Durou menos de um mês a permanência de Nelson Teich no Ministério da Saúde. Na véspera de completar 30 dias no cargo, Teich entregou na manhã desta sexta-feira (15) sua carta de demissão ao presidente Jair Bolsonaro em breve audiência no Palácio do Planalto. Com mais de 13 mil mortes de covid-19, o país terá seu terceiro ministro em pleno enfrentamento da maior crise sanitária das últimas décadas. O atual secretário-executivo da pasta, general Eduardo Pazuello, é cotado para assumir o cargo com o apoio da ala militar do governo.
Médico com uma carreira exitosa na iniciativa privada, na qual ergueu um renomado complexo hospitalar especializado em tratamento de câncer, a Clínicas Oncológicas Integradas (COI), Teich não conseguiu trabalhar no setor público. Todavia, a despeito do estranhamento com minúcias da burocracia estatal, sua demissão se deve às divergências com Bolsonaro.
Embora tenha sido nomeado com a missão clara de afrouxar as regras de isolamento, o agora ex-ministro foi logo atropelado pelo aumento no contágio por coronavírus. Diante do colapso do sistema de saúde em algumas capitais da região Norte, como Manaus (AM) e Belém (PA), Teich, chegou até mesmo cogitar a adoção de lockdown onde a pandemia saísse do controle. A citação ao fechamento total de cidades inteiras irritou o Planalto.
O ponto culminante para a ruptura entre Teich e Bolsonaro, contudo, foi a obsessão presidencial com a cloroquina. Nesta semana, Bolsonaro voltou a defender a edição de um protocolo do ministério que preveja o uso do medicamento desde o início do tratamento. Dias antes, Teich havia alertado em rede social sobre os cuidados necessários à prescrição da cloroquina, cujos efeitos colaterais sobretudo a taquicardia, podem ser fatais aos pacientes.
Outro fator que colaborou para o pedido de demissão foi a completa alienação do ministro no processo de tomada de decisão do governo sobre medidas referentes à pandemia. Na segunda-feira (11), sem qualquer consulta prévia a Teich, Bolsonaro incluiu as academias de ginástica, salões de beleza e barbearias entre as atividades essenciais que poderão permanecer abertos durante a quarentena. Teich concedia uma entrevista coletiva no meio da tarde quando foi surpreendido com a publicação do decreto.
— Foi uma decisão do presidente, ele que decidiu isso aí... O que é? Academia, salão e barbearia? É, é o presidente quem define — comentou, constrangido.
Embora a demissão tenha causado espanto entre autoridades estaduais envolvidas no enfrentamento à covid-19, estava claro para os secretários que Teich não tinha comando sobre as ações do ministério. Desde a queda de Luiz Henrique Mandetta, a pasta foi aparelhada por militares, com a exoneração de toda a equipe técnica montada anteriormente.
Nas reuniões com os gestores locais, Teich não apresentava soluções, demonstrava desconhecimento sobre a operação do SUS e dava a impressão de estar sendo tutelado por emissários do presidente, dada a onipresença de assessores nomeados diretamente por Bolsonaro. Além de Pazuello, número 2 da pasta, há outros 12 militares em postos-chave e mais 10 na fila de nomeação.

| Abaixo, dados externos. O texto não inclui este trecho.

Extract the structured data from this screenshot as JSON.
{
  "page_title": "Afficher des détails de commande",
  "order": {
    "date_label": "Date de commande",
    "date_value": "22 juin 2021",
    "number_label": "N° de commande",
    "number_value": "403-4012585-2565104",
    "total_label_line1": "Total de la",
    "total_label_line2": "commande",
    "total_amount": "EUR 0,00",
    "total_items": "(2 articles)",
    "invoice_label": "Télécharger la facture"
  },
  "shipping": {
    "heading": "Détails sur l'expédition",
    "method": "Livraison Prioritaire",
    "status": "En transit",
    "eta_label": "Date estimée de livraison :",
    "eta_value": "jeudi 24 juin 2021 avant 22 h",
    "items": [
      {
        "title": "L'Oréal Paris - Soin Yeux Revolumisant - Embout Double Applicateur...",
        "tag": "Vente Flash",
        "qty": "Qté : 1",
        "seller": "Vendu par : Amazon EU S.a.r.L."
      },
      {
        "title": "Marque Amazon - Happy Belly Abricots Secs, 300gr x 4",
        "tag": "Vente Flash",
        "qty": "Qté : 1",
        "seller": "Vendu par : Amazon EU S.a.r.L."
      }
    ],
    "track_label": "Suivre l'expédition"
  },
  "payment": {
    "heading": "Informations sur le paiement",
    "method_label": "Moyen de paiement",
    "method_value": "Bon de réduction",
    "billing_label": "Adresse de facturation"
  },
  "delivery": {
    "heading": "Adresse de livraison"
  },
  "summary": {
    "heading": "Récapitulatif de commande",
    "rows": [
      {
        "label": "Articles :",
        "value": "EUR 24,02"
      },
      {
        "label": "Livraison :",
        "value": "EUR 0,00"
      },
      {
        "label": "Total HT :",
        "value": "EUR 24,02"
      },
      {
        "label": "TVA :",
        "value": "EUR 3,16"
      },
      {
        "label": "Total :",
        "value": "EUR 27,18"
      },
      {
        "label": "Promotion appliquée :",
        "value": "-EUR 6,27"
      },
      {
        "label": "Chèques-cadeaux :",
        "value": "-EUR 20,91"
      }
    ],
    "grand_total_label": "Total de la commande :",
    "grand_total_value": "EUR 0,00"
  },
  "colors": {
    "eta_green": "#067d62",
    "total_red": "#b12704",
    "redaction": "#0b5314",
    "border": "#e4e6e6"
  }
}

Teich nem sequer teve tempo de apresentar um plano nacional ao governo e à sociedade. Sua ideia inicial ao assumir o cargo era planejar um modelo de gradual flexibilização do isolamento, com medidas regionalizadas conforme o comportamento da pandemia em cada local. Um esboço chegou a ser mostrado a Bolsonaro, mas foi imediatamente refutado. Cada vez mais influenciado por empresários e familiares, o presidente está disposto a retomar ao máximo a atividade econômica e questionar com maior ênfase as decisões restritivas dos governadores.

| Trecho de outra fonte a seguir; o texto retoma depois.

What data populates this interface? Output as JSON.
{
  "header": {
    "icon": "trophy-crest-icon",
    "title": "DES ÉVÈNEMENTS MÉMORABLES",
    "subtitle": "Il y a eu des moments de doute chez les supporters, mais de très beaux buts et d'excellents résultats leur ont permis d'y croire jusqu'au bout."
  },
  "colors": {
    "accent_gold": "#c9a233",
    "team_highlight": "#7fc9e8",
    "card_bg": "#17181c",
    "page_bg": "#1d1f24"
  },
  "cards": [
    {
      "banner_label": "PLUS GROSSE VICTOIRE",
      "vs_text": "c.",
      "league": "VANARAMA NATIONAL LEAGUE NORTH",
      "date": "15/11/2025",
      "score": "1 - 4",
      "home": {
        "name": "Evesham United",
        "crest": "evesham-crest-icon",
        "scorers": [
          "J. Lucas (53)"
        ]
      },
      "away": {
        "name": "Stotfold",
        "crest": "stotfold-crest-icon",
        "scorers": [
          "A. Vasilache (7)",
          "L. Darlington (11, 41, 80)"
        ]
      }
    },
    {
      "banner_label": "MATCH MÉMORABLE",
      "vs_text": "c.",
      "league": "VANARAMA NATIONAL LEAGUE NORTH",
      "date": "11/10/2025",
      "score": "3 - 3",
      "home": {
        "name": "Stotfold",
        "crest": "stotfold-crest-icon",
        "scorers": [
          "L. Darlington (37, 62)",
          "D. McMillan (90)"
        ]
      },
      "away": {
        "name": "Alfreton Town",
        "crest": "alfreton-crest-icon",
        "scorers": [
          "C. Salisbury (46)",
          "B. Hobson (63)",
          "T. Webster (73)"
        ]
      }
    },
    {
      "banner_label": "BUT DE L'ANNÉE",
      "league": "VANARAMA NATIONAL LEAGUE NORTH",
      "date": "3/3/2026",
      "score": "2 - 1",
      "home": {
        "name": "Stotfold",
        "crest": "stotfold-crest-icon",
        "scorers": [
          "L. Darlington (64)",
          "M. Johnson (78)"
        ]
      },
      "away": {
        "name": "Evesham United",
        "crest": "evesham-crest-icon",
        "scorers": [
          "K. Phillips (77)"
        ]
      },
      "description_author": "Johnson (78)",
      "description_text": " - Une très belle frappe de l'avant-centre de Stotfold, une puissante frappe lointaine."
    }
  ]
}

Teich se aproximou de Bolsonaro durante a campanha eleitoral de 2018 e atuou como consultor para saúde do então candidato. Passada a vitória nas urnas, chegou a se reunir com Bolsonaro no quartel-general da transição, levado por Paulo Guedes.
A visita motivou especulações de que Teich poderia ser anunciado ministro, mas o presidente acabou aceitando a indicação do recém-eleito governador de Goiás, Ronaldo Caiado, padrinho da nomeação de Mandetta. Teich viraria ministro somente 15 meses após a posse de Bolsonaro, mas por força das visões divergentes, teve sua passagem abreviada justamente quando o Brasil se aproxima da marca de mil mortes ao dia.